I was raised on the edge of a small country town where the land was vast and the amount of dairy cows roaming around almost outnumbered the people. If I walked down my street out of the small opening that gave access to the rows of picture perfect suburban houses, I was greeted with a lonely back road that winded its way through green pastures and an abundance of rich growing crop. Everyone either owned a farm, some land, a dairy or new someone who owned one. Life was of a slower pace, but almost everyone I knew owned a gun.
My grandfather took me out in the back yard once when I was a kid to show me how a rifle works. He reminded me over and over again about how you should always treat any gun like the safety was off and it was loaded. I was never to point it at anyone, and I was told to always be cautious. When I wasn’t spying through the sight and firing the rifle at a distant target, the safety was on and the rifle was unloaded and pointed in a safe direction with my fingers off of the trigger. I even went to the shooting range with my dad where the same rules were reiterated. I was raised by family and around friends who was either in the police department, in the military, or both at one time or another, so guns were just another part of everyday life for me.
I never thought that guns were ever an issue until the news stories about mass shootings started flooding the news. Young kids with access to massive weapons were reportedly shooting at random and no one could truly understand why. With every incident the words “gun control” were spoken alongside the tragedies, and that’s where my uncertainty about the whole subject began.
I knew for a fact that obviously some people shouldn’t be allowed to possess any weapons. Those considering suicide or those with severe mental help shouldn’t probably have any weapons, but where did that leave the rest of us? Many irresponsible teens or young children who never knew the danger that comes along with guns often died from weapons lying around in their homes.
I was torn. Heck, I still am torn. I thought if maybe every parent was like mine and enforced knowledge and safety over fear and irresponsibility then we wouldn’t have all of this random gun violence, but I knew every parent didn’t know how to handle a firearm, and they could very well add to the violence that we see involving guns every day.
I recently learned that there were 52,447 deliberate and 23,237 accidental non-fatal gunshot injuries in the United States during 2000 according to the National Center for Injury Prevention and Control. The majority of gun-related deaths in the United States are actually suicides according to the National Center for Health Statistics, CDC, with 17,352 (55.6 percent) of the total 31,224 firearm-related deaths in 2007, and apparently 12,632 (40.5 percent) were homicide deaths according to National Vital Statistics Reports (CDC).

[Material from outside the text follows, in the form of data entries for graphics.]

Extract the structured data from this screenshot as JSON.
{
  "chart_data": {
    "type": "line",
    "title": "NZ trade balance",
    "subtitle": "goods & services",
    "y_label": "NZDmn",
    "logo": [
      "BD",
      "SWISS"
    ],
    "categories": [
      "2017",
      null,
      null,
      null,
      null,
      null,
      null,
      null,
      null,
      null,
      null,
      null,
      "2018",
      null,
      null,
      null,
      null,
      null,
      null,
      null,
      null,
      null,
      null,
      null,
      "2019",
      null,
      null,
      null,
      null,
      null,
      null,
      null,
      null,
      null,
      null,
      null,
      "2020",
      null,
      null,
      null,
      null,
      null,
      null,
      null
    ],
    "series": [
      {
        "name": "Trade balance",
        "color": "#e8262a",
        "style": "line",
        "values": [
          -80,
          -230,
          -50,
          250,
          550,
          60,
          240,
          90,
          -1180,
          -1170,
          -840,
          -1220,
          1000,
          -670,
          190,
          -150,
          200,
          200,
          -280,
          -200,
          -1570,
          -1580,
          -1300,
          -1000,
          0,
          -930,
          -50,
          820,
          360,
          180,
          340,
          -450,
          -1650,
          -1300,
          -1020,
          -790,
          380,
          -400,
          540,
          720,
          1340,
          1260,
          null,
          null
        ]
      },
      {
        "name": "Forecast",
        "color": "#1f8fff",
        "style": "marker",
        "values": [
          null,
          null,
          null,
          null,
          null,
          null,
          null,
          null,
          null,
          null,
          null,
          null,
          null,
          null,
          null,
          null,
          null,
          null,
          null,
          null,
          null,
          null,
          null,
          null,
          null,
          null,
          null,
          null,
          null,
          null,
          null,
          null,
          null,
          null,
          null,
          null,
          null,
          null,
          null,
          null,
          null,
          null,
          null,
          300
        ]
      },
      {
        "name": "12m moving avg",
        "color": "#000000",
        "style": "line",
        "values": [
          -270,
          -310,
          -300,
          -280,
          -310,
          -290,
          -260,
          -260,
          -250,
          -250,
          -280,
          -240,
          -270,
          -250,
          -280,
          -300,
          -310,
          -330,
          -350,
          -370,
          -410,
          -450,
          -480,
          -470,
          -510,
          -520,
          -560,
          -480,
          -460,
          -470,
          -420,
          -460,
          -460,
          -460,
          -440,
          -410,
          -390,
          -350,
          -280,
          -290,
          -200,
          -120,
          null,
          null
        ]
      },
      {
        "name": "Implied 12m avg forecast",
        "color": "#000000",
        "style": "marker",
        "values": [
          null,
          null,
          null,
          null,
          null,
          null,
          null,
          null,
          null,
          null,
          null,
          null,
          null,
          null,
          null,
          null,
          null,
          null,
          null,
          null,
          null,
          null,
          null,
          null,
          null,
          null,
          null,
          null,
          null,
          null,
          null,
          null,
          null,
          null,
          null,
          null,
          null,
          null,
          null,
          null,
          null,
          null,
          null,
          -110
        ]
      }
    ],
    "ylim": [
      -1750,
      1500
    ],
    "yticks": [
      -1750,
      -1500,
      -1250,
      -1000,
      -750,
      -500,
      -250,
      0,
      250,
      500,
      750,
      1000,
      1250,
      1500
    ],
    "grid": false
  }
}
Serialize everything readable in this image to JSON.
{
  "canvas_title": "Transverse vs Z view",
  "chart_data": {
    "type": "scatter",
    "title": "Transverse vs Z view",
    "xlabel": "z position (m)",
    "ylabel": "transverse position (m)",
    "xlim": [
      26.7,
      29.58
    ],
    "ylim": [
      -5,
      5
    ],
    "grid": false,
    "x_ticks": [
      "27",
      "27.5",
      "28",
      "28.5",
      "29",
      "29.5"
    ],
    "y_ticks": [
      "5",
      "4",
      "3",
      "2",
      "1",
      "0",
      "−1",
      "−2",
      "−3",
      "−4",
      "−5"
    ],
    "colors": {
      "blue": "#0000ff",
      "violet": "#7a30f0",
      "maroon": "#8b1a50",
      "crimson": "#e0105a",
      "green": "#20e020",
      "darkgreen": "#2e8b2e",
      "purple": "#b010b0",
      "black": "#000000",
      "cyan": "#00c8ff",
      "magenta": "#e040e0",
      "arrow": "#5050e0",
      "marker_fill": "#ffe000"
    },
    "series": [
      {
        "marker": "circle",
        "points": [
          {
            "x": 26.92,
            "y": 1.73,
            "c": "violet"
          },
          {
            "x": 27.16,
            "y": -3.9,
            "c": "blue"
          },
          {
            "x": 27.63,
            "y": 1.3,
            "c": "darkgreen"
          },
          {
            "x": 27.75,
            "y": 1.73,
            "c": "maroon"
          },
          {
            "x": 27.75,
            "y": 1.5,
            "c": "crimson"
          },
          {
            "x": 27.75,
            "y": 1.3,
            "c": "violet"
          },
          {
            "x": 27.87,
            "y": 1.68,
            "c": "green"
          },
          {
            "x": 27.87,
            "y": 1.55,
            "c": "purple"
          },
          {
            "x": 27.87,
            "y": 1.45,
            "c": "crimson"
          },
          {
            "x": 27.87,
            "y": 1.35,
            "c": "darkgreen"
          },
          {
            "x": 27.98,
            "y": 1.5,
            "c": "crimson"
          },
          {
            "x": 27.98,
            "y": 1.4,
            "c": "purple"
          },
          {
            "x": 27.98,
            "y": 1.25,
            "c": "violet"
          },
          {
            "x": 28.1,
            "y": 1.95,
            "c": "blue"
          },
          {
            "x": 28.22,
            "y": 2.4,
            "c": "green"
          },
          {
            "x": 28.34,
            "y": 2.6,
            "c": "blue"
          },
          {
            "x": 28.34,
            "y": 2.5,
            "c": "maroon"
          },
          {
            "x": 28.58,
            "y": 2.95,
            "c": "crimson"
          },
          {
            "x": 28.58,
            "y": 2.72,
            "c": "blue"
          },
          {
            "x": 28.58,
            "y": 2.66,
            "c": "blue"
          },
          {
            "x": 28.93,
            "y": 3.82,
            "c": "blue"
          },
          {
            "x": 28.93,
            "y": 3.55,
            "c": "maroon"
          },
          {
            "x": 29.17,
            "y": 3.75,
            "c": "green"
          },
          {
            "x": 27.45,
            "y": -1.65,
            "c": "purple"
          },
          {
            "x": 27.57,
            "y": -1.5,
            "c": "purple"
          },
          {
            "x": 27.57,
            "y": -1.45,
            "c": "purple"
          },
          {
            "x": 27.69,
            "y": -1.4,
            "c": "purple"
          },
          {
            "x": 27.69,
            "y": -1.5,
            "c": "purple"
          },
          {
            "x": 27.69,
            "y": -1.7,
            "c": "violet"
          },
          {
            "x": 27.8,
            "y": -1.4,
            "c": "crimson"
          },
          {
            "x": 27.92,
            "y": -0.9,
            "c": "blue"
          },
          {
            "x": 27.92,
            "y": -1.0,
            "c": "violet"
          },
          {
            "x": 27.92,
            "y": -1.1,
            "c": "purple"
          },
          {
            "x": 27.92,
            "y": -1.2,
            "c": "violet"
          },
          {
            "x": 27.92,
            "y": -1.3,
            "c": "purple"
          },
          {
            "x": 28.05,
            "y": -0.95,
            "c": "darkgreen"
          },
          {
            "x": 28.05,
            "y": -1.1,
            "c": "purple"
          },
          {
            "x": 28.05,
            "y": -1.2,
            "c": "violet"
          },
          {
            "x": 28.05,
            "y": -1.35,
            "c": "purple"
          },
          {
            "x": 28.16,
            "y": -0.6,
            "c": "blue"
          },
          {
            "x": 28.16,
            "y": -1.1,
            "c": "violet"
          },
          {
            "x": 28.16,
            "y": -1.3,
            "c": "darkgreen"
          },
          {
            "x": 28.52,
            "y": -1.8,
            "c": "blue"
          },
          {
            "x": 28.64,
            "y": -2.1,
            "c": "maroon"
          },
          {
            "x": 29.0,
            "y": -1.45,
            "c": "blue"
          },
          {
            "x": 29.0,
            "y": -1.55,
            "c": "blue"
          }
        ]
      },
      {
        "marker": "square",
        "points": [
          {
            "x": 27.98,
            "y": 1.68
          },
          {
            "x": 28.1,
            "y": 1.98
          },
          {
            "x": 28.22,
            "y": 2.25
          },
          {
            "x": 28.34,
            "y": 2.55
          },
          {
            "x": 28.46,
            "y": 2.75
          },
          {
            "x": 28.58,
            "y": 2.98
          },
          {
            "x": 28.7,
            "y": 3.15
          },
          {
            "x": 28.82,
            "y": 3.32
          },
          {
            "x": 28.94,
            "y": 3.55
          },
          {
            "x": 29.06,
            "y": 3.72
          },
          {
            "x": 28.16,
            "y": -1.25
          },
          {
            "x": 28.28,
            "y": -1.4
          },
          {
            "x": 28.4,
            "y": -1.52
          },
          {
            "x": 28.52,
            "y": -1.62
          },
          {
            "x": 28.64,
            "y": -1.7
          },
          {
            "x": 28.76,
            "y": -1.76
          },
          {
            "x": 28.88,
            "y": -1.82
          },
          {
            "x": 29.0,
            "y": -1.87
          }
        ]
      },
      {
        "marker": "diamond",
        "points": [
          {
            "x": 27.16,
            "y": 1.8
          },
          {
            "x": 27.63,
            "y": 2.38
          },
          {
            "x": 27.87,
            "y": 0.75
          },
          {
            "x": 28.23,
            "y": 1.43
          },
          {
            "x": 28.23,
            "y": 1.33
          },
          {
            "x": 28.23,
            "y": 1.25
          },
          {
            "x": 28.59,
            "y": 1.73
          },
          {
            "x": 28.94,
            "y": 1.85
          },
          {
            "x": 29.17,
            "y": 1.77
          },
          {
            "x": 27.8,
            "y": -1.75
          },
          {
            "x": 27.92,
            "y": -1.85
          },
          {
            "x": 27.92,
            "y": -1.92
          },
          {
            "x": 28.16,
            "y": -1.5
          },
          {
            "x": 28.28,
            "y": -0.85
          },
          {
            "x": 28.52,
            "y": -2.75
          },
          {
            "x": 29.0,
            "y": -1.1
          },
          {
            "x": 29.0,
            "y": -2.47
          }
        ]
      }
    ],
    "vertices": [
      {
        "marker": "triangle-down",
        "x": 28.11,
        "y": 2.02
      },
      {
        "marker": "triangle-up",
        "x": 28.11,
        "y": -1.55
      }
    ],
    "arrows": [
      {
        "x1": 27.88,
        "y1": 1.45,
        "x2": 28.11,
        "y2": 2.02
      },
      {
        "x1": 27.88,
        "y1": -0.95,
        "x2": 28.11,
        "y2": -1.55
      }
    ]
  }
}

And then of course people wonder if the Columbine High School massacre, the Beltway sniper attacks, the Virginia Tech massacre, the 2011 Tucson shooting, and the Aurora, Colorado theater shooting would have happened if our gun laws were stricter.
The case to take away all guns obviously will leave those following the law without guns when criminals with weapons break into their homes, and the case that allows everyone to own a gun will still not stop crazy people from shooting people even if they knew for a fact that everyone else in the country had a firearm. Hot tempers would boil out of control, road rage would always end up being deadly, and then every irresponsible kid or young child would have access to a gun.
Some sort of compromise that places reasonable laws on the guns that are already in circulation would be ideal, but of course no one knows how to go about that. I’m not even sure if censoring films in Hollywood, books in the library, or videos games will actually do anything for adults, mostly because I would still sometimes like to be entertained by violent action books and films, but because it sucks that that all the sane, responsible people can’t enjoy something like the movie, Gangster Squad, until January or see the film in its original bada##ery do to the film’s obviously violent nature.
All of this really is a complicated discussion that we should have regardless of what party you’re registered as because I do agree that gun violence has become a problem. On the other hand I do await the coming zombie apocalypse and I would love to keep a firearm for protection against zombies and for situations where the responsible use of a firearm could save someone’s life.
I’m glad, however, that the decision surrounding gun control doesn’t sit solely on my shoulders because I don’t have a clue about what to do with the whole situation. So I’m opening up the comments for discussion. Where do you stand on the gun control issue, and how would you go about changing the gun laws we have if you would change anything?
2 thoughts on “How I Feel About Gun Control”
My family has always taught safe use and storage of fire-arms too. If they weren’t banned on campuses, my brother and I would (probably) both own at least one. Gun bans are certainly not the way – as they would allow the law-abiding to be utterly defenseless when attacked or threatened by criminals. At the same time, waiting periods (between the purchase and pick-up of guns) and what background-checks are run don’t seem to be helping much, either. This might be an un-answerable question, but I’m certainly against “gun control” harshness increasing as much as most suggest.
Texas has the lowest crime rate in the US, everyone there can own a concealed weapon, they also have harsher punishment for those who break the law. I think criminals who use guns do so because they know they can get away with it and that a lot of people don’t own guns. I think that if there was a fear that people would fight back against that fore said criminal then he/she would think twice. A while back farmers were being attacked, robbed and sometimes injured when they went to irrigate in the middle of the night. When that was happening I was glad my dad carried a gun and I felt better though I was still worried. I think gun control is an awful idea and won’t stop criminal from getting their hands on one considering they break the law anyways. I think the solution is proper education of firearms and encouragement of that education as well as arming yourself. But that’s just my opinion, but I think Texas has it right.